2012 is turning out to be a bad year for Taylor Kitsch. It wouldn’t be so bad if it didn’t start out so good.
Kitsch began the year as one of Hollywood’s hottest commodities. With starring roles in three big-budget action flicks, he looked like he’d be the next big leading man.
On the eve of his third, it just isn’t looking that way for the handsome young actor from Kelowna, B.C. And the saddest thing of all is that very little of it is his fault.
Kitsch’s initial break looked to be Disney’s John Carter, a space-desert epic that was decades in the making.
He became the subject of a gargantuan marketing campaign that plastered his half-naked body all over bus stops and subway stations. The studio attracted Finding Nemo director Andrew Stanton to put light to celluloid on what it clearly hoped would be one of the year’s biggest hits, an enchanting sci-fi sequel that could spawn a franchise.
Sadly, no producer stepped forward to say that John Carter‘s time had passed. Humans had discovered Mars, and learned that no humans could possibly live there. Therefore setting a desert epic on the planet and divesting it of its dusty red atmosphere continued to seem like a good idea.
We all know the result: it flopped, but not quite as badly as it could have. North American returns saw it recoup just under $74 million, while overseas box office made up the balance and allowed the film to make about a $32 million profit on its $258 budget. The film’s reception nevertheless scuttled any plans for a sequel.
Then came Battleship, Peter Berg’s attempt at adapting the Hasbro board game into a film. He assembled an impressive cast including Liam Neeson and Alexander Skarsgard but left Kitsch as his leading man.
It told the story of mechanical aliens that came down to Earth to do battle with humans, and Kitsch played a Navy seaman trying to stop them. Advance press made the film look like a rehash of the Transformers series, whose last film was only released in 2011.
Timed to pick up any box office slack left over by The Avengers (that film had been released three weeks prior), it too bombed stateside, grossing $64 million on a $209 million budget.
The overseas market stepped up here too, making it an additional $236 million to give it a worldwide gross of just under $90 million.
The relative success of these films isn’t something you can pin on Kitsch, but of a massive global marketing effort that saw studios literally blitz these countries with advertising. Attempts to force audiences into submission and make them see their films didn’t work for studios’ domestic box office but it appears to have paid dividends in foreign markets.
Back to Kitsch a second. His acting needs work, but I don’t think that’s the problem here. Of the three films listed here I’ve only seen John Carter. He showed potential as a leading man, but he demonstrated neither the authority nor the gravitas to carry that film.
The problem, I think, is that he needs to pick better movies to star in, or else find himself a new agent. John Carter had already passed through various hands, and when it finally made it to theatres its time had gone well into history.

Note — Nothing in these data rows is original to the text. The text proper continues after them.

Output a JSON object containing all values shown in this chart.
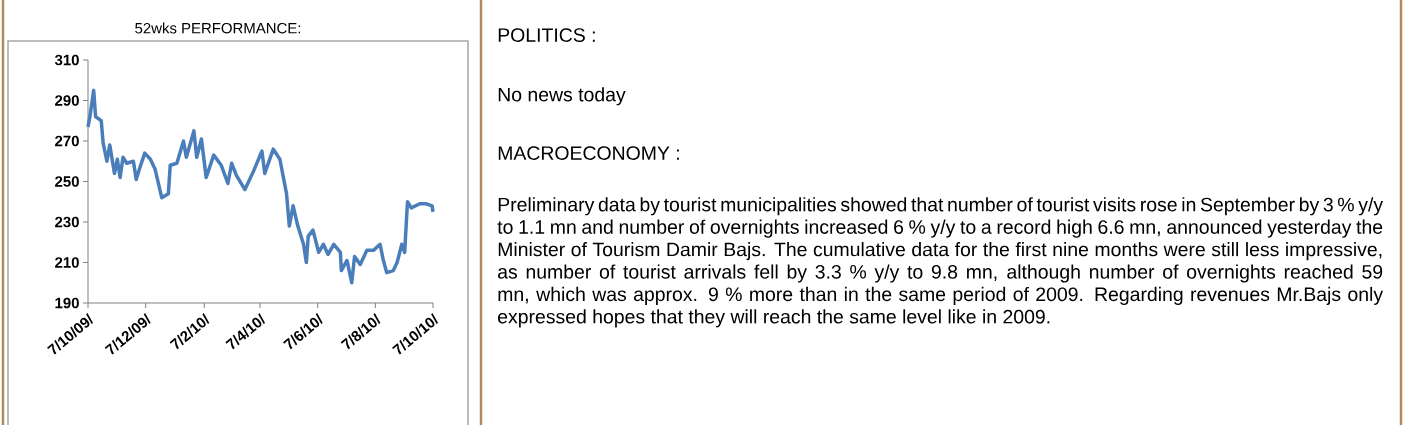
{
  "chart_data": {
    "type": "line",
    "title": "52wks PERFORMANCE:",
    "annotations": [
      "POLITICS :",
      "No news today",
      "MACROECONOMY :",
      "Preliminary data by tourist municipalities showed that number of tourist visits rose in September by 3 % y/y to 1.1 mn and number of overnights increased 6 % y/y to a record high 6.6 mn, announced yesterday the Minister of Tourism Damir Bajs. The cumulative data for the first nine months were still less impressive, as number of tourist arrivals fell by 3.3 % y/y to 9.8 mn, although number of overnights reached 59 mn, which was approx. 9 % more than in the same period of 2009. Regarding revenues Mr.Bajs only expressed hopes that they will reach the same level like in 2009."
    ],
    "x": [
      "2009-10-07",
      "2009-10-09",
      "2009-10-13",
      "2009-10-15",
      "2009-10-21",
      "2009-10-23",
      "2009-10-27",
      "2009-10-30",
      "2009-11-04",
      "2009-11-07",
      "2009-11-10",
      "2009-11-13",
      "2009-11-17",
      "2009-11-24",
      "2009-11-27",
      "2009-12-01",
      "2009-12-06",
      "2009-12-12",
      "2009-12-17",
      "2009-12-24",
      "2009-12-31",
      "2010-01-02",
      "2010-01-09",
      "2010-01-16",
      "2010-01-19",
      "2010-01-27",
      "2010-01-30",
      "2010-02-04",
      "2010-02-09",
      "2010-02-17",
      "2010-02-25",
      "2010-03-04",
      "2010-03-08",
      "2010-03-13",
      "2010-03-22",
      "2010-03-31",
      "2010-04-09",
      "2010-04-12",
      "2010-04-21",
      "2010-04-28",
      "2010-05-05",
      "2010-05-08",
      "2010-05-12",
      "2010-05-17",
      "2010-05-23",
      "2010-05-26",
      "2010-05-28",
      "2010-06-02",
      "2010-06-08",
      "2010-06-13",
      "2010-06-18",
      "2010-06-24",
      "2010-07-01",
      "2010-07-02",
      "2010-07-08",
      "2010-07-13",
      "2010-07-16",
      "2010-07-22",
      "2010-07-29",
      "2010-08-05",
      "2010-08-12",
      "2010-08-15",
      "2010-08-19",
      "2010-08-26",
      "2010-08-30",
      "2010-09-04",
      "2010-09-07",
      "2010-09-10",
      "2010-09-14",
      "2010-09-23",
      "2010-09-30",
      "2010-10-06",
      "2010-10-07"
    ],
    "values": [
      277,
      282,
      295,
      282,
      280,
      269,
      260,
      268,
      254,
      261,
      252,
      262,
      259,
      260,
      251,
      257,
      264,
      261,
      256,
      242,
      244,
      258,
      259,
      270,
      262,
      275,
      262,
      271,
      252,
      263,
      258,
      249,
      259,
      253,
      246,
      255,
      265,
      254,
      266,
      261,
      244,
      228,
      238,
      228,
      219,
      210,
      223,
      226,
      215,
      219,
      214,
      219,
      215,
      206,
      211,
      200,
      213,
      209,
      216,
      216,
      219,
      212,
      205,
      206,
      210,
      219,
      215,
      240,
      237,
      239,
      239,
      238,
      235
    ],
    "color": "#4a7ebb",
    "xlim": [
      "2009-10-07",
      "2010-10-07"
    ],
    "xticks": [
      {
        "value": "2009-10-07",
        "label": "7/10/09/"
      },
      {
        "value": "2009-12-07",
        "label": "7/12/09/"
      },
      {
        "value": "2010-02-07",
        "label": "7/2/10/"
      },
      {
        "value": "2010-04-07",
        "label": "7/4/10/"
      },
      {
        "value": "2010-06-07",
        "label": "7/6/10/"
      },
      {
        "value": "2010-08-07",
        "label": "7/8/10/"
      },
      {
        "value": "2010-10-07",
        "label": "7/10/10/"
      }
    ],
    "ylim": [
      190,
      310
    ],
    "yticks": [
      190,
      210,
      230,
      250,
      270,
      290,
      310
    ]
  }
}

Battleship, meanwhile, just seemed like a flat attempt at making money. The studio chose a hack director to helm a film based on a board game, and it ended up looking like a carbon copy of a crappy Michael Bay franchise. Bad word of mouth almost certainly sank that ship stateside.
Now we come to this weekend and the release of Oliver Stone’s Savages. In it Kitsch plays a pot grower who runs afoul of a Mexican drug cartel.
Kitsch will have to share the screen with co-stars Aaron Johnson and Blake Lively, to say nothing of supporting players John Travolta, Salma Hayek and Benicio del Toro, but if the film flops at the box office it will almost certainly reflect poorly on Kitsch’s sattus as a box office draw.
I’ll reserve judgment until I see the film. I’m not privy to what goes on inside studios, but I know that Hollywood doesn’t permit much more than three strikes.